We are just under five months away from the first kick off of the 2014 FIFA World Cup in Brazil. There is still a lot that will happen between now and then, as the federations will finalize their friendly plans, hold their camps and eventually name the 23-man squad to represent their country.
Even though the US Men’s National Team was drawn into the “Group of Death” alongside Germany, Portugal and Ghana, the team has a very good chance to make it past the group stage. The improvements to the national team have been very evident under current manager Jurgen Klinsmann.
Something that really has lacked in years past, especially against superior opponents, has been an attacking identity. The USMNT would play with a defensive tactic emphasizing the counter-attack over generating their own offense with a possession-based attack. The latter option forces the opponent to chase the play eventually wearing themselves out, which is exactly what would happen to our National Team.
It took a while for Klinsmann to find the tactical approach that would work for his squad, but now that he has found it, the positives have been plenty. Klinsmann has been playing a 4-2-3-1 formation with the striker playing as a target man to feed the oncoming withdrawn forward and wings. This formation has proven to be very effective for the USMNT, who have used it 15 times since Klinsmann took over with a record of 12 wins, three draws and zero losses— including wins in Italy and Bosnia.
This formation also has helped the National Team solidify the defense with help from the defensive midfielders who can clear the top of the box, while watching for trailing attackers. Jermaine Jones has been the key man here for the United States with help from Michael Bradley, who is more often to push into the attack.
If there is one position that will be the most important for Klinsmann, it will be that right back position that still is uncertain. Whoever ends up in the right back position will be facing the most difficult of tasks in having to mark Andre Ayew of Ghana to start, followed by Cristiano Ronaldo of Portugal and then in all likelihood Marco Reus or Julian Draxler from Germany.
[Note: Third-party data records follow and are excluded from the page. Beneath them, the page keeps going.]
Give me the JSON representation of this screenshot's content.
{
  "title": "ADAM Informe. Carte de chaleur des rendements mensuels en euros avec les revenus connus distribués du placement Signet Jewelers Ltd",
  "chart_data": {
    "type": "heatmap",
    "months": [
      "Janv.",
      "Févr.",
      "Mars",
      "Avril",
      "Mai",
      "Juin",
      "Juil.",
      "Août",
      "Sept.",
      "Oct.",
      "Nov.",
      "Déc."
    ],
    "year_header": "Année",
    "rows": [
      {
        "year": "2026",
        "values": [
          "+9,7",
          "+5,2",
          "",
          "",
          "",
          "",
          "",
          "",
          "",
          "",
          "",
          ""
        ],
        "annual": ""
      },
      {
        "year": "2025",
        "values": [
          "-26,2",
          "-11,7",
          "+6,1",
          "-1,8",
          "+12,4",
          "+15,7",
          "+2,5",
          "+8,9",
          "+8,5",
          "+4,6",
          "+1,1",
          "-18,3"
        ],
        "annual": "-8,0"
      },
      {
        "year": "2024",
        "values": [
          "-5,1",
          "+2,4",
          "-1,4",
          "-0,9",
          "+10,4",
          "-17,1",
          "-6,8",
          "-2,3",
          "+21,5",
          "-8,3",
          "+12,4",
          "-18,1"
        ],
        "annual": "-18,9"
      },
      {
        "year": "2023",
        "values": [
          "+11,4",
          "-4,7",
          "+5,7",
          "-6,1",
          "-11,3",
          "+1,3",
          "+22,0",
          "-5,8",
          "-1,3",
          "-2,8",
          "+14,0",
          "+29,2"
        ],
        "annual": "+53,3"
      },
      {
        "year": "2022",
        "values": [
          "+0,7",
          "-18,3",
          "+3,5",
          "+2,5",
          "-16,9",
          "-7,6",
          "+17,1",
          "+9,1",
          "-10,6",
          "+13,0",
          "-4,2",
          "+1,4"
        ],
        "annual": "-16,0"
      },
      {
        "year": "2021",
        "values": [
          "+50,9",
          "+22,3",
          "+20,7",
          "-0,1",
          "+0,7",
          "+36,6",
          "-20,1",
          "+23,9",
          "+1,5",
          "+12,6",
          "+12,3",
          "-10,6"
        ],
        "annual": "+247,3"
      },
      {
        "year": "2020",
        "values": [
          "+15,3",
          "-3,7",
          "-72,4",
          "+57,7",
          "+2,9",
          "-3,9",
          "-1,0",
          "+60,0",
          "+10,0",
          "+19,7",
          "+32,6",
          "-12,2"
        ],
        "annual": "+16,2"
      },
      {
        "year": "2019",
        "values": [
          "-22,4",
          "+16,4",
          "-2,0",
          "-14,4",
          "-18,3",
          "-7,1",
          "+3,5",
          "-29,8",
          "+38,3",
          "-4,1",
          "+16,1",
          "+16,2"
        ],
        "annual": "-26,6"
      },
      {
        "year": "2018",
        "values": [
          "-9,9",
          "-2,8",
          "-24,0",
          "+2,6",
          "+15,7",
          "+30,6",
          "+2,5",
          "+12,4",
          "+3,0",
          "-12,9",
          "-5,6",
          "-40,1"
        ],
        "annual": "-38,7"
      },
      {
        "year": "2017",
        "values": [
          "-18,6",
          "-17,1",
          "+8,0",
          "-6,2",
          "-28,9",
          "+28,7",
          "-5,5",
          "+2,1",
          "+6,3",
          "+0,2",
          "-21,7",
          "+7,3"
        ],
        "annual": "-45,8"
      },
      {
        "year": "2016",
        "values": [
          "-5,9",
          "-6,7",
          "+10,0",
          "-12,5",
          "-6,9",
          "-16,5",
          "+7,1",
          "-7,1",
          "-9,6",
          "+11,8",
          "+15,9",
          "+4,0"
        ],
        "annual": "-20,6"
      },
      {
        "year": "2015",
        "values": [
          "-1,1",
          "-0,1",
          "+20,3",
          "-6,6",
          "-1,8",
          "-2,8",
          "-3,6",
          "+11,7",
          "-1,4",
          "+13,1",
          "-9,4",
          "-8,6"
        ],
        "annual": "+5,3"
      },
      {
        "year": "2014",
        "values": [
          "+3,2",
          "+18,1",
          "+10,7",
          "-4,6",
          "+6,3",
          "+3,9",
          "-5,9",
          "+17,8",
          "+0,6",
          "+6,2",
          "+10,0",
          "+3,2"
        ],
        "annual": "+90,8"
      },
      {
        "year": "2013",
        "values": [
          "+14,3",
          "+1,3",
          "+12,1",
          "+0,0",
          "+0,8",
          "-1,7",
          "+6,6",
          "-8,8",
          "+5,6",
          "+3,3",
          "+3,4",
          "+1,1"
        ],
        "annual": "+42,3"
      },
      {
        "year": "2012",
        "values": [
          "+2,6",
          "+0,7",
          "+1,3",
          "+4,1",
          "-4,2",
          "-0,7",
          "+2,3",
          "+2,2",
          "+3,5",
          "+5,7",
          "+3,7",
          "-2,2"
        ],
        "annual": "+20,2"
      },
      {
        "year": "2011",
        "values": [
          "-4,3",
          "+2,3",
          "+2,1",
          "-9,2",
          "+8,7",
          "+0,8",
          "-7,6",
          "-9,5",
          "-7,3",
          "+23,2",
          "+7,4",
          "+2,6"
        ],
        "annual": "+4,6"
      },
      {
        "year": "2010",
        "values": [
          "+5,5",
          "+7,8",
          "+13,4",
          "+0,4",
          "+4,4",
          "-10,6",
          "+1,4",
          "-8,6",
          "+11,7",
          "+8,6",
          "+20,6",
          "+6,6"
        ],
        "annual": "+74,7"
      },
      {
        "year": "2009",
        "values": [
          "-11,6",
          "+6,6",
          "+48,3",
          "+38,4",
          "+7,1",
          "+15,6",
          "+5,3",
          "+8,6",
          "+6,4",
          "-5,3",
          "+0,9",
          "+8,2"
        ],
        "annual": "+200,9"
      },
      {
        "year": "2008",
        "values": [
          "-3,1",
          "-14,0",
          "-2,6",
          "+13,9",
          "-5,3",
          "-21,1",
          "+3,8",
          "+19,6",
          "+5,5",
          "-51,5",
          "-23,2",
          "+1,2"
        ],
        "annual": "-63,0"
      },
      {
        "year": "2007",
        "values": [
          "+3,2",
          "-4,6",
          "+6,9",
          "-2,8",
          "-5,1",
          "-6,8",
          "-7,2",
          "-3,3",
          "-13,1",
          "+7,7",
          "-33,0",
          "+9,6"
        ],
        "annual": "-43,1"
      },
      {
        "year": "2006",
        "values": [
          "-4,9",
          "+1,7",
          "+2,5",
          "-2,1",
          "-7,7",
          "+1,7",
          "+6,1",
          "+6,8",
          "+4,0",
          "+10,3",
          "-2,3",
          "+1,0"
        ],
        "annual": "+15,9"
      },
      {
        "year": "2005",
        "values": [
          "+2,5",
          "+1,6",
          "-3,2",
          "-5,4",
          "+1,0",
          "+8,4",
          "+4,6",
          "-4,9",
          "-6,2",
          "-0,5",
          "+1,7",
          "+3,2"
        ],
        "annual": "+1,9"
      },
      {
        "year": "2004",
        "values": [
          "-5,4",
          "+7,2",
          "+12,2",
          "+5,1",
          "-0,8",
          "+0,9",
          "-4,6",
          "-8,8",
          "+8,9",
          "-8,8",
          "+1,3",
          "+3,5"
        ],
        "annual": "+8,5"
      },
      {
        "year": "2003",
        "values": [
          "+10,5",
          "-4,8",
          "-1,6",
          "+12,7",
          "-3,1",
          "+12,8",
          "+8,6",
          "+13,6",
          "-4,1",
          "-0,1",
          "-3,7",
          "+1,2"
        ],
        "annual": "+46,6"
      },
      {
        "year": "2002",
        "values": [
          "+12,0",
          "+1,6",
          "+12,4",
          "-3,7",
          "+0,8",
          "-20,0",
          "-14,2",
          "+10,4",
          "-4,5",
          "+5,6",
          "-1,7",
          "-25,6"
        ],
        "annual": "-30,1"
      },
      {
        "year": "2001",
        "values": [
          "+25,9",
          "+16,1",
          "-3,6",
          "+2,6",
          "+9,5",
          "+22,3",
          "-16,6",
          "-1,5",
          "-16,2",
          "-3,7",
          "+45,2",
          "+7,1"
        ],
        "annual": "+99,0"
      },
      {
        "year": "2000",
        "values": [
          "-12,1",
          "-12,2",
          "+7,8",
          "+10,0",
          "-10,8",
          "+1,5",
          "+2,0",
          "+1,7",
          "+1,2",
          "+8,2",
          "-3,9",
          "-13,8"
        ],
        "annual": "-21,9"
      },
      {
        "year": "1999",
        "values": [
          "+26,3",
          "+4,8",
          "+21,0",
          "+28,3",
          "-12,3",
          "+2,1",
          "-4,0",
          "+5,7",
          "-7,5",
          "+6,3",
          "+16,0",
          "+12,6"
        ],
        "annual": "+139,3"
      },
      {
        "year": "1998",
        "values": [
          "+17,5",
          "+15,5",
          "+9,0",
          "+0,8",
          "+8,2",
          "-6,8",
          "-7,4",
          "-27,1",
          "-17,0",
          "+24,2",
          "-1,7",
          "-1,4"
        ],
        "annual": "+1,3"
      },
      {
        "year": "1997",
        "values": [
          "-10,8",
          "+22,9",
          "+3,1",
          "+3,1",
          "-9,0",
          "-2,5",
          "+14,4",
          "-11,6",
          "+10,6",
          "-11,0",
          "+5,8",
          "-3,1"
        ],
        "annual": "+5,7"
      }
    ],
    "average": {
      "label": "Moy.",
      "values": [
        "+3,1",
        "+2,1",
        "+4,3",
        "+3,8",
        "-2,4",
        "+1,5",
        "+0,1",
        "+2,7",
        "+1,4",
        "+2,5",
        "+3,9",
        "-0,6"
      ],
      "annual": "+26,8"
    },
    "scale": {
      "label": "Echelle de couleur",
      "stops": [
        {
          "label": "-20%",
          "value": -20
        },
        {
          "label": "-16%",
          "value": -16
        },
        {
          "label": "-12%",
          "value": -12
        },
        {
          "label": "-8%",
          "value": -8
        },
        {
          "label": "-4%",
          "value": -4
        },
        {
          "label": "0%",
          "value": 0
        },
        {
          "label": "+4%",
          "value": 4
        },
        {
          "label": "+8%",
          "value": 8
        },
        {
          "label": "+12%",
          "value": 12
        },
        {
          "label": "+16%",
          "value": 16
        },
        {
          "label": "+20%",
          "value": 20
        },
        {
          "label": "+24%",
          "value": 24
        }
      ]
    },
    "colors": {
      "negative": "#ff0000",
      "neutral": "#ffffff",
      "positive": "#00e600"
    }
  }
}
That task will fall to most likely either Brad Evans from the Seattle Sounders FC or Geoff Cameron of Stoke City, unless someone else rises up and takes the spot. Evans is normally a midfielder for Seattle, but has seized the role of right back since he was given the chance during the June portion of World Cup Qualifying. He has played the position well at times, having problems keeping up with speedy wingers. Evans does bring good crossing ability on attacking runs, as well as a long throw-in option.
Cameron has moved to the right back since transferring to Stoke City from the Houston Dynamo during the January 2012 transfer window. He was a welcome addition for then-manager Tony Pulis and has continued to impress current manager Mark Hughes, playing alongside Ryan Shawcross and Robert Huth. Cameron has appeared at right back in all but one match for Stoke across all competitions.
The wild-card could be Hannover 96 man Steve Cherundolo, who was the first choice at right back for the last two World Cups before recent knee problems this past season have forced him off the field. Klinsmann may also consider using Seattle youngster DeAndre Yedlin, who is a speedy natural right back and could possibly keep up with those wingers that could get by Evans.
For now, the National Team has taken their January camp to Sao Paulo for the next few weeks, as they prepare for the first of their pre-World Cup friendlies against the Korea Republic on Feb. 1 at the StubHub Center.